Reddy Subrahmanyam, a senior official who helped write the Andhra Pradesh legislation, accuses microfinance companies of making “hyperprofits off the poor,” and said the industry had become no better than the widely despised village loan sharks it was intended to replace.

“The money lender lives in the community,” he said. “At least you can burn down his house. With these companies, it is loot and scoot.”

Indeed, some of the anger appears to have been fueled by the recent initial public offering of shares by SKS Microfinance, India’s largest for-profit microlender, backed by famous investors like George Soros and Vinod Khosla, a co-founder of Sun Microsystems.

SKS and its shareholders raised more than $350 million on the stock market in August. Its revenue and profits have grown around 100 percent annually in recent years. This year, Vikram Akula, chairman of SKS Microfinance, privately sold shares worth about $13 million.
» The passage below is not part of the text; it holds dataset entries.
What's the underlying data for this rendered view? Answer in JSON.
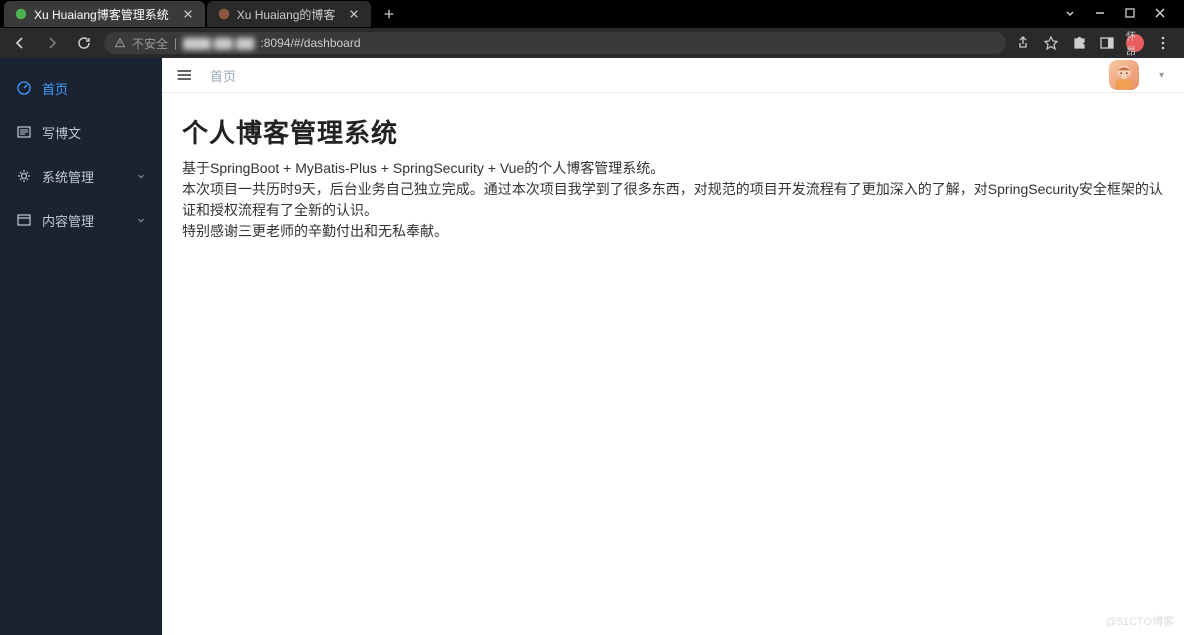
{
  "browser": {
    "tabs": [
      {
        "title": "Xu Huaiang博客管理系统",
        "active": true
      },
      {
        "title": "Xu Huaiang的博客",
        "active": false
      }
    ],
    "address": {
      "warn_label": "不安全",
      "host_blurred": "▇▇▇.▇▇.▇▇",
      "path": ":8094/#/dashboard"
    },
    "user_badge": "怀昂"
  },
  "sidebar": {
    "items": [
      {
        "label": "首页",
        "icon": "dashboard-icon",
        "active": true,
        "expandable": false
      },
      {
        "label": "写博文",
        "icon": "edit-icon",
        "active": false,
        "expandable": false
      },
      {
        "label": "系统管理",
        "icon": "gear-icon",
        "active": false,
        "expandable": true
      },
      {
        "label": "内容管理",
        "icon": "content-icon",
        "active": false,
        "expandable": true
      }
    ]
  },
  "topbar": {
    "breadcrumb": "首页"
  },
  "content": {
    "title": "个人博客管理系统",
    "line1": "基于SpringBoot + MyBatis-Plus + SpringSecurity + Vue的个人博客管理系统。",
    "line2": "本次项目一共历时9天，后台业务自己独立完成。通过本次项目我学到了很多东西，对规范的项目开发流程有了更加深入的了解，对SpringSecurity安全框架的认证和授权流程有了全新的认识。",
    "line3": "特别感谢三更老师的辛勤付出和无私奉献。"
  },
  "watermark": "@51CTO博客"
}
He defended the industry’s record before the India Economic Summit meeting, saying that a few rogue operators may have given improper loans, but that the industry was too important to fail. “Microfinance has made a tremendous contribution to inclusive growth,” he said. Destroying microfinance, he said, would result in “nothing less than financial apartheid.”

Indian microfinance companies have some of the world’s lowest interest rates for small loans. Mr. Akula said that his company had reduced its interest rate by six percentage points, to 24 percent, in the past several years as volume had brought down expenses.
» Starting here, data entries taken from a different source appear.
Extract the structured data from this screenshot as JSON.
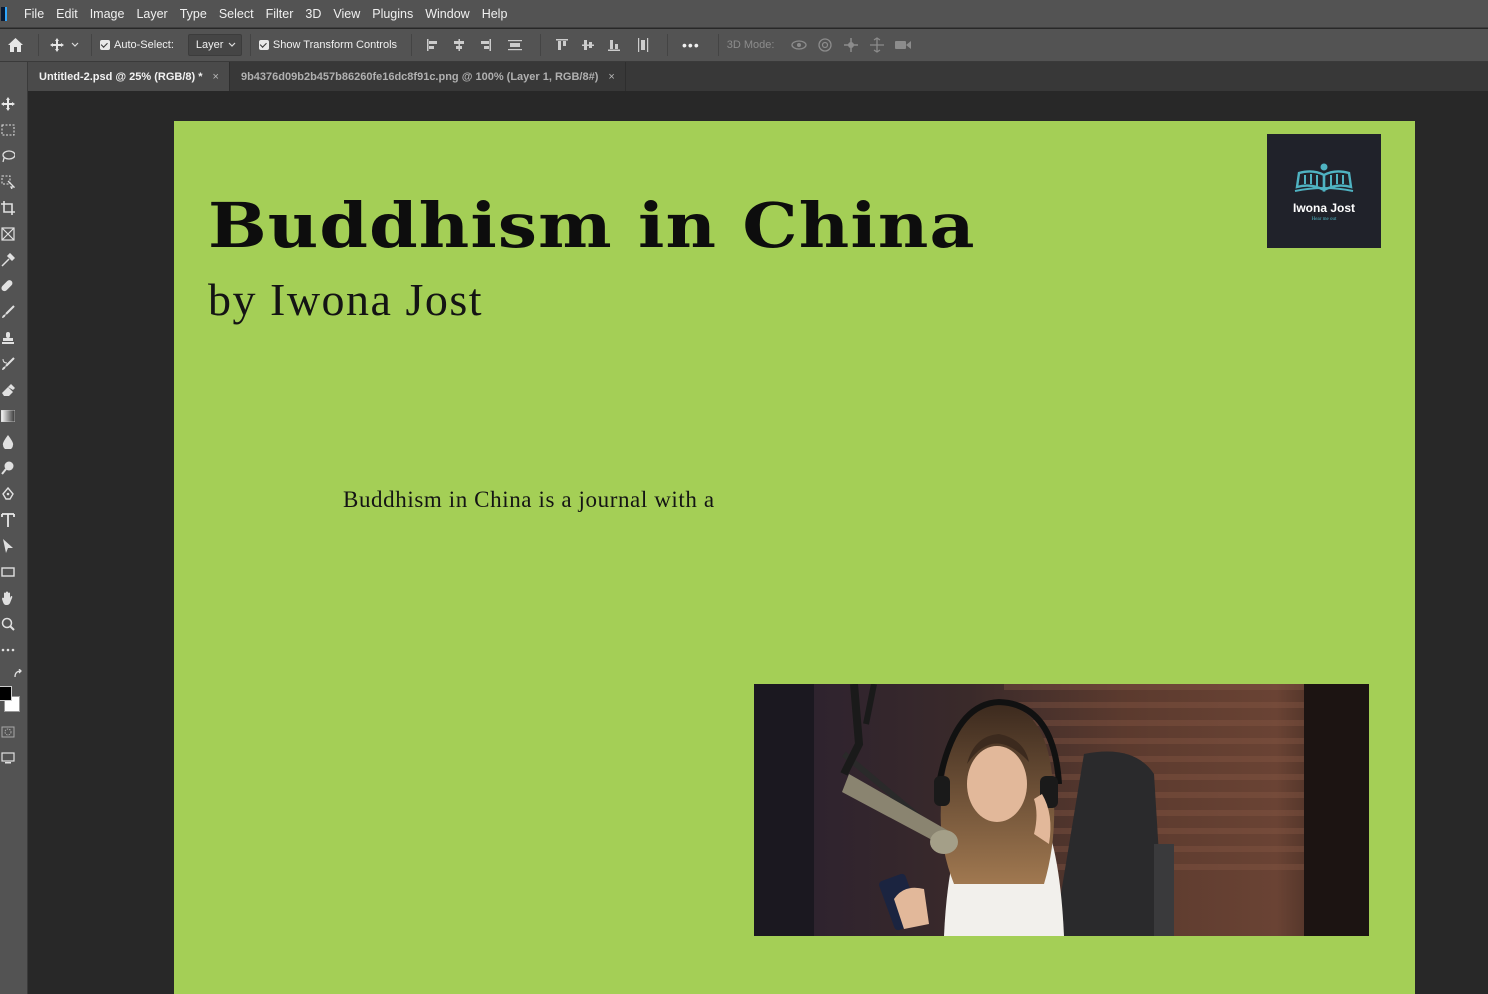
{
  "app": {
    "menu": [
      "File",
      "Edit",
      "Image",
      "Layer",
      "Type",
      "Select",
      "Filter",
      "3D",
      "View",
      "Plugins",
      "Window",
      "Help"
    ]
  },
  "options_bar": {
    "auto_select_label": "Auto-Select:",
    "auto_select_value": "Layer",
    "show_transform_label": "Show Transform Controls",
    "more_label": "•••",
    "mode_3d_label": "3D Mode:"
  },
  "tabs": [
    {
      "label": "Untitled-2.psd @ 25% (RGB/8) *",
      "close": "×",
      "active": true
    },
    {
      "label": "9b4376d09b2b457b86260fe16dc8f91c.png @ 100% (Layer 1, RGB/8#)",
      "close": "×",
      "active": false
    }
  ],
  "document": {
    "title": "Buddhism in China",
    "subtitle": "by Iwona Jost",
    "body": "Buddhism in China is a journal with a",
    "logo_name": "Iwona Jost",
    "logo_tagline": "Hear me out",
    "background_color": "#a4cf56",
    "photo_description_icon": "podcast-host-photo"
  },
  "colors": {
    "foreground": "#000000",
    "background": "#ffffff",
    "accent_logo": "#4fb3c2"
  }
}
Unlike other officials in his industry, Vijay Mahajan, the chairman of Basix, an organization that provides loans and other services to the poor, acknowledged that many lenders grew too fast and lent too aggressively. Investments by private equity firms and the prospect of a stock market listing drove firms to increase lending as fast as they could, he said.

“In their quest to grow,” he said, “they kept piling on more loans in the same geographies.” He added, “That led to more indebtedness, and in some cases it led to suicides.”

Still, he said, the number of borrowers who are struggling to pay off their debts is much smaller than officials have asserted. He estimates that 20 percent have borrowed more than they can afford and that just 1 percent are in serious trouble.

One of India’s leading social workers, Ela Bhatt, who heads the Self-Employed Women’s Association, or SEWA, said microfinance firms had lost sight of the fact that the poor needed more than loans to be successful entrepreneurs. They need business and financial advice as well, she said.

“They were more concerned about growth — not growth of the livelihoods and economic status of the clients, but only the institutions’ growth,” she said.

Mr. Mahajan, who is also the chairman of the Microfinance Institutions Network, said that the industry was now planning to create a fund to help restructure the loans of the 20 percent of borrowers in Andhra Pradesh who were struggling.

He also said the industry, which has been reluctant to accept outside help, would share its client databases with the government and was negotiating restrictions on retail lending that did not go through the nonprofit self-help lending groups.

The collapse of the industry could have severe consequences for borrowers, who may be forced to resort to money lenders once again. It is tough to find a household in this village in an impoverished district of Andhra Pradesh that is not deeply in debt to a for-profit microfinance company.

K. Shivamma, a 38-year-old farmer, said she took her first loan hoping to reverse several years of crop failure brought on by drought.

“When you take the loan they say, ‘Don’t worry, it is easy to pay back,’ ” Ms. Shivamma said.

The man from Share, the company that made her first loan, did not ask about her income, Ms. Shivamma said. She soon ran into trouble paying back the $400 loan, and took out another loan, and then another.

Now she owes nearly $2,000 and has no idea how she will repay it. The television, the mobile phone and the two buffaloes she bought with one loan were sold long ago. “I know it is a vicious circle,” she said. “But there is no choice but to go on.”